Reflexivity is a fundamental property of equivalence relations. To say a relation is reflexive means that every element is related to itself. Consider the relation \( Q \) defined on pairs \((a, b)\) in \( \mathbb{Z} \times \mathbb{Z}^{*} \) by \( (a, b) \mathbf{Q} (a, b) \Longleftrightarrow a d = b c \). For reflexivity, we check if any pair \((a, b)\) is indeed relateable to itself. This requires \( a b = b a \), which holds true as multiplication is commutative. Thus, reflexivity of the relation \( Q \) is established since \( a b = b a \) is always satisfied.

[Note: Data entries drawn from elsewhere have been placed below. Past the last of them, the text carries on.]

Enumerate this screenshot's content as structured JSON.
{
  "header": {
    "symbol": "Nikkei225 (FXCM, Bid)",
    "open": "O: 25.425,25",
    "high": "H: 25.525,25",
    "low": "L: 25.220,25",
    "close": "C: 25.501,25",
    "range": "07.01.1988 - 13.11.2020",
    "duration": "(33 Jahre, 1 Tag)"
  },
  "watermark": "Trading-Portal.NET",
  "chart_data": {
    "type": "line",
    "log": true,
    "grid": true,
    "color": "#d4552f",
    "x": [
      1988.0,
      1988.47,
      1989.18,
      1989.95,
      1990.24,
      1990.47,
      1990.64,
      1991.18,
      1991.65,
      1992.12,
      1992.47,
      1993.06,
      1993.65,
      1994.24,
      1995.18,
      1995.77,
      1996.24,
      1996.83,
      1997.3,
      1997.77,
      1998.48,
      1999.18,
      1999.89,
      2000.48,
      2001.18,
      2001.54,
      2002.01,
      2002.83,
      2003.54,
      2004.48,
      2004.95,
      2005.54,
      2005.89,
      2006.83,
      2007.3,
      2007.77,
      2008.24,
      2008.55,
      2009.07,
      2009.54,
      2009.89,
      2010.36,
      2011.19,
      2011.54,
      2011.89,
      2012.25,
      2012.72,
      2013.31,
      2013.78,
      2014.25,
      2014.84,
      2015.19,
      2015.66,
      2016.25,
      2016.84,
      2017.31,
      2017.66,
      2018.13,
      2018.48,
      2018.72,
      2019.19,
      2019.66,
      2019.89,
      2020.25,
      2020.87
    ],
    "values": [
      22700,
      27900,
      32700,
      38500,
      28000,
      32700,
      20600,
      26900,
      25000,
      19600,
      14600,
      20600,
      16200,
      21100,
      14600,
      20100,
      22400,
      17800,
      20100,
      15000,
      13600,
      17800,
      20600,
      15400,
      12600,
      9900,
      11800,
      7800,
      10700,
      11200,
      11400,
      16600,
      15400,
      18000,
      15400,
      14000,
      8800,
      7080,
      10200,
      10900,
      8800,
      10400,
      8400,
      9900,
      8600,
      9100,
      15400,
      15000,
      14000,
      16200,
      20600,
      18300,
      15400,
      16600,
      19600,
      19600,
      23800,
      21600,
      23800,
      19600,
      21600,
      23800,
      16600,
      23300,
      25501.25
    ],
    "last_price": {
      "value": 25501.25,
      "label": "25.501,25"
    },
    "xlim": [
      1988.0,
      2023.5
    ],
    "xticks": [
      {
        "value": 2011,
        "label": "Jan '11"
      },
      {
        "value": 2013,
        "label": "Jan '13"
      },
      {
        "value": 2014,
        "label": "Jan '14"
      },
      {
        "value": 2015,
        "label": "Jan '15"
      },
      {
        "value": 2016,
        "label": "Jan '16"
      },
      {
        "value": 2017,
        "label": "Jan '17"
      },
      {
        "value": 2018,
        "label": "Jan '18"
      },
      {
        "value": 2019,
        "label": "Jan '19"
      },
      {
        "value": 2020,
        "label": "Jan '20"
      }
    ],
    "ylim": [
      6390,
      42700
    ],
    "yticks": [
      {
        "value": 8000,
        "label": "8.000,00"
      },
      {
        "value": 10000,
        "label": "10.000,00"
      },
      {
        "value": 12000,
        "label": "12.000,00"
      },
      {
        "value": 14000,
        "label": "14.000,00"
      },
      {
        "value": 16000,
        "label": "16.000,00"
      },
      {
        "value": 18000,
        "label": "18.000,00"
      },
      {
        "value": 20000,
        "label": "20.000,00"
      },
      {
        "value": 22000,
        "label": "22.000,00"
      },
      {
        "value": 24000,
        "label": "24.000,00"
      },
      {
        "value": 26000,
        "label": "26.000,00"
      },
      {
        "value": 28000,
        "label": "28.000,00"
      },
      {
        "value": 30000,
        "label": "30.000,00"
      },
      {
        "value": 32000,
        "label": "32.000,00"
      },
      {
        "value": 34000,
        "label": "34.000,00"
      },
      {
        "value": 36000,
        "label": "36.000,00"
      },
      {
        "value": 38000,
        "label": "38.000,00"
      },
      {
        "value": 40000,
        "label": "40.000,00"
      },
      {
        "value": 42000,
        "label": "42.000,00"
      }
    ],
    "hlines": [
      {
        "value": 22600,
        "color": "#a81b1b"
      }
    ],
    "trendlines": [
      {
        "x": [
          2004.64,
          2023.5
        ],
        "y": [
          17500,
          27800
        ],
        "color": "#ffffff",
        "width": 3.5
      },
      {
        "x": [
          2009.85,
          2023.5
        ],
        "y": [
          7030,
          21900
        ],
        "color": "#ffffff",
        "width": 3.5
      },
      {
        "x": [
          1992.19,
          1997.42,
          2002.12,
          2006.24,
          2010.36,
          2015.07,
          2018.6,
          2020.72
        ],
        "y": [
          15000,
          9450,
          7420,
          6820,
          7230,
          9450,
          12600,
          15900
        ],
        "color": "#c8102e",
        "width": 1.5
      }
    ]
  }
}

Symmetry is another key aspect of equivalence relations. A relation \( Q \) is symmetric if whenever \( (a, b) \mathbf{Q} (c, d) \), it follows that \( (c, d) \mathbf{Q} (a, b) \). Given the definition of \( Q \), if \( a d = b c \), we need to show the reverse is also true. By rearranging \( a d = b c \), we obtain \( c b = d a \). Therefore, \( (c, d) \mathbf{Q} (a, b) \) holds true, confirming the symmetry of the relation \( Q \). In other words, if \((a, b)\) is related to \((c, d)\), then \((c, d)\) is indeed related to \((a, b)\) as well.

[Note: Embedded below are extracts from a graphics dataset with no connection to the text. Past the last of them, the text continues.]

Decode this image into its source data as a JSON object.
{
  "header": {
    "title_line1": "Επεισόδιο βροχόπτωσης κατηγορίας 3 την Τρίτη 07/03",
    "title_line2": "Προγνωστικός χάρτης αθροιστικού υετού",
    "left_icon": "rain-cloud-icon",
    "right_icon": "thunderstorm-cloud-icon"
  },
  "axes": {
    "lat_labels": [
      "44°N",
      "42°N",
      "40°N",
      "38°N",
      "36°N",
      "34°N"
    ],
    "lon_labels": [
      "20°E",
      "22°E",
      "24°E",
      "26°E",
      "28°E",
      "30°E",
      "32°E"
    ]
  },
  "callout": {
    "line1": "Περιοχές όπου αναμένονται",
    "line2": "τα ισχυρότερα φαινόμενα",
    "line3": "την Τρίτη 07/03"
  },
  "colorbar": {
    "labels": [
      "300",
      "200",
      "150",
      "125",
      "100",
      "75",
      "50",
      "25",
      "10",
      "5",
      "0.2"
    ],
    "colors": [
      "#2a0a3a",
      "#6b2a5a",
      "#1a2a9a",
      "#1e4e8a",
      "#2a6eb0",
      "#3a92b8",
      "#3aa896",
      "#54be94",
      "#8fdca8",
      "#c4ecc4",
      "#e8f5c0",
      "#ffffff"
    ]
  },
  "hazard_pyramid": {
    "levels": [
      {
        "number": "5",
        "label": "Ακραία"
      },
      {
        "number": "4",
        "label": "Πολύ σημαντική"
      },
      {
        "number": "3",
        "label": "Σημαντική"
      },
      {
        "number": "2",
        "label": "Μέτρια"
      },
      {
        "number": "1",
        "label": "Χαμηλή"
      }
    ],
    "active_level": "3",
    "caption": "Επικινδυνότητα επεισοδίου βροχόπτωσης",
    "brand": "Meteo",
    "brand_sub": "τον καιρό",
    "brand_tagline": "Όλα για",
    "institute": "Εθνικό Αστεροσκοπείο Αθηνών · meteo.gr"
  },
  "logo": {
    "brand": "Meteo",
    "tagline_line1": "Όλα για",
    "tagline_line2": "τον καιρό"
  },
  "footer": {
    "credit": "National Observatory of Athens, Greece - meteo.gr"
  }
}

Transitivity forms the third pillar of equivalence relations. For \( Q \) to be transitive, if \( (a, b) \mathbf{Q} (c, d) \) and \( (c, d) \mathbf{Q} (e, f) \), then it must follow that \( (a, b) \mathbf{Q} (e, f) \). With \( a d = b c \) and \( c f = d e \), we need to establish \( a f = b e \). Transforming the first equality by multiplying both sides by \( f \): \( a d f = b c f \). Doing similarly with the second: \( c f = d e \) results in \( b c f = b d e \). Upon seeing that \( a d f = b c f \) and \( b c f = b d e \), the transitive property finalizes as \( a f = b e \). Thus, transitivity is proven, ensuring the relation \( Q \) is indeed transitive.